Par un jugement n° 2301605 du 15 novembre 2023, le vice-président désigné par la présidente du tribunal administratif d'Amiens a rejeté sa demande.
Procédure devant la Cour :
Par une requête, enregistrée le 15 décembre 2023, M. C..., représenté par Me Dragana Bulajic, demande à la cour :
1°) d'annuler ce jugement ;
2°) d'annuler l'arrêté du 30 avril 2023 ;
3°) d'enjoindre à la préfète de l'Oise de réexaminer sa situation, de lui délivrer une autorisation provisoire de séjour l'autorisant à travailler et de prendre toute dispositions utiles pour mettre fin au signalement Schengen ;
4°) de mettre à la charge de l'Etat le paiement d'une somme de 1 500 euros au titre de l'article L. 761-1 du code de justice administrative.
Il soutient que :
- le préfet a commis une erreur de fait en considérant que sa présence sur le territoire français représente une menace pour l'ordre public ;
- l'arrêté méconnaît les stipulations des articles 8 de la convention européenne de sauvegarde des droits de l'homme et des libertés fondamentales et 3-1 de la convention internationale des droits de l'enfant ;
- la décision refusant l'octroi d'un délai de départ volontaire est insuffisamment motivée ;
- elle est disproportionnée ;
- l'interdiction de retour est disproportionnée.

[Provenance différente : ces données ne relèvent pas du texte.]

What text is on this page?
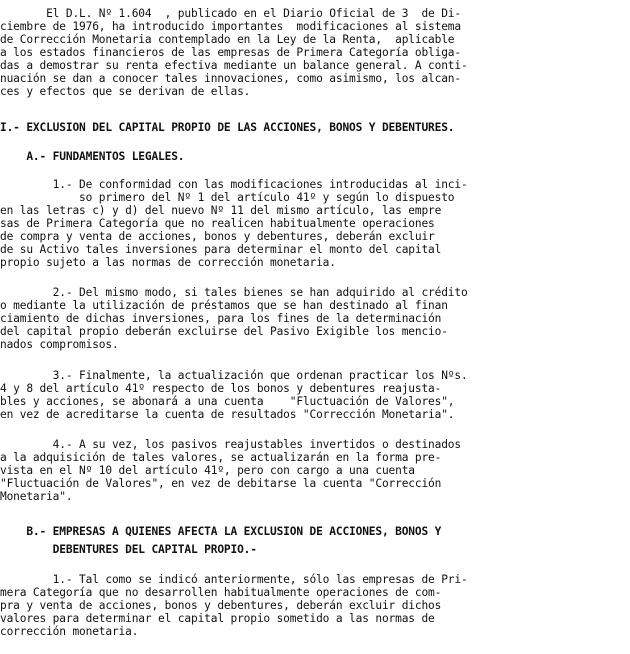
El D.L. Nº 1.604  , publicado en el Diario Oficial de 3  de Di-
ciembre de 1976, ha introducido importantes  modificaciones al sistema
de Corrección Monetaria contemplado en la Ley de la Renta,  aplicable
a los estados financieros de las empresas de Primera Categoría obliga-
das a demostrar su renta efectiva mediante un balance general. A conti-
nuación se dan a conocer tales innovaciones, como asimismo, los alcan-
ces y efectos que se derivan de ellas.
I.- EXCLUSION DEL CAPITAL PROPIO DE LAS ACCIONES, BONOS Y DEBENTURES.
A.- FUNDAMENTOS LEGALES.
1.- De conformidad con las modificaciones introducidas al inci-
so primero del Nº 1 del artículo 41º y según lo dispuesto
en las letras c) y d) del nuevo Nº 11 del mismo artículo, las empre
sas de Primera Categoría que no realicen habitualmente operaciones
de compra y venta de acciones, bonos y debentures, deberán excluir
de su Activo tales inversiones para determinar el monto del capital
propio sujeto a las normas de corrección monetaria.
2.- Del mismo modo, si tales bienes se han adquirido al crédito
o mediante la utilización de préstamos que se han destinado al finan
ciamiento de dichas inversiones, para los fines de la determinación
del capital propio deberán excluirse del Pasivo Exigible los mencio-
nados compromisos.
3.- Finalmente, la actualización que ordenan practicar los Nºs.
4 y 8 del artículo 41º respecto de los bonos y debentures reajusta-
bles y acciones, se abonará a una cuenta    "Fluctuación de Valores",
en vez de acreditarse la cuenta de resultados "Corrección Monetaria".
4.- A su vez, los pasivos reajustables invertidos o destinados
a la adquisición de tales valores, se actualizarán en la forma pre-
vista en el Nº 10 del artículo 41º, pero con cargo a una cuenta
"Fluctuación de Valores", en vez de debitarse la cuenta "Corrección
Monetaria".
B.- EMPRESAS A QUIENES AFECTA LA EXCLUSION DE ACCIONES, BONOS Y
DEBENTURES DEL CAPITAL PROPIO.-
1.- Tal como se indicó anteriormente, sólo las empresas de Pri-
mera Categoría que no desarrollen habitualmente operaciones de com-
pra y venta de acciones, bonos y debentures, deberán excluir dichos
valores para determinar el capital propio sometido a las normas de
corrección monetaria.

La requête a été communiquée à la préfète de l'Oise, qui n'a pas produit de mémoire en défense, malgré une mise en demeure.
Par une ordonnance du 18 juin 2024, la clôture de l'instruction a été fixée au 2 juillet 2024.
Vu les autres pièces du dossier.
Vu :
- la convention européenne de sauvegarde des droits de l'homme et des libertés fondamentales ;
- la convention internationale des droits de l'enfant ;
- le code de l'entrée et du séjour des étrangers et du droit d'asile ;
- le code de justice administrative.
Le président de la formation de jugement a dispensé la rapporteure publique, sur sa proposition, de prononcer des conclusions à l'audience.
Les parties ont été régulièrement averties du jour de l'audience.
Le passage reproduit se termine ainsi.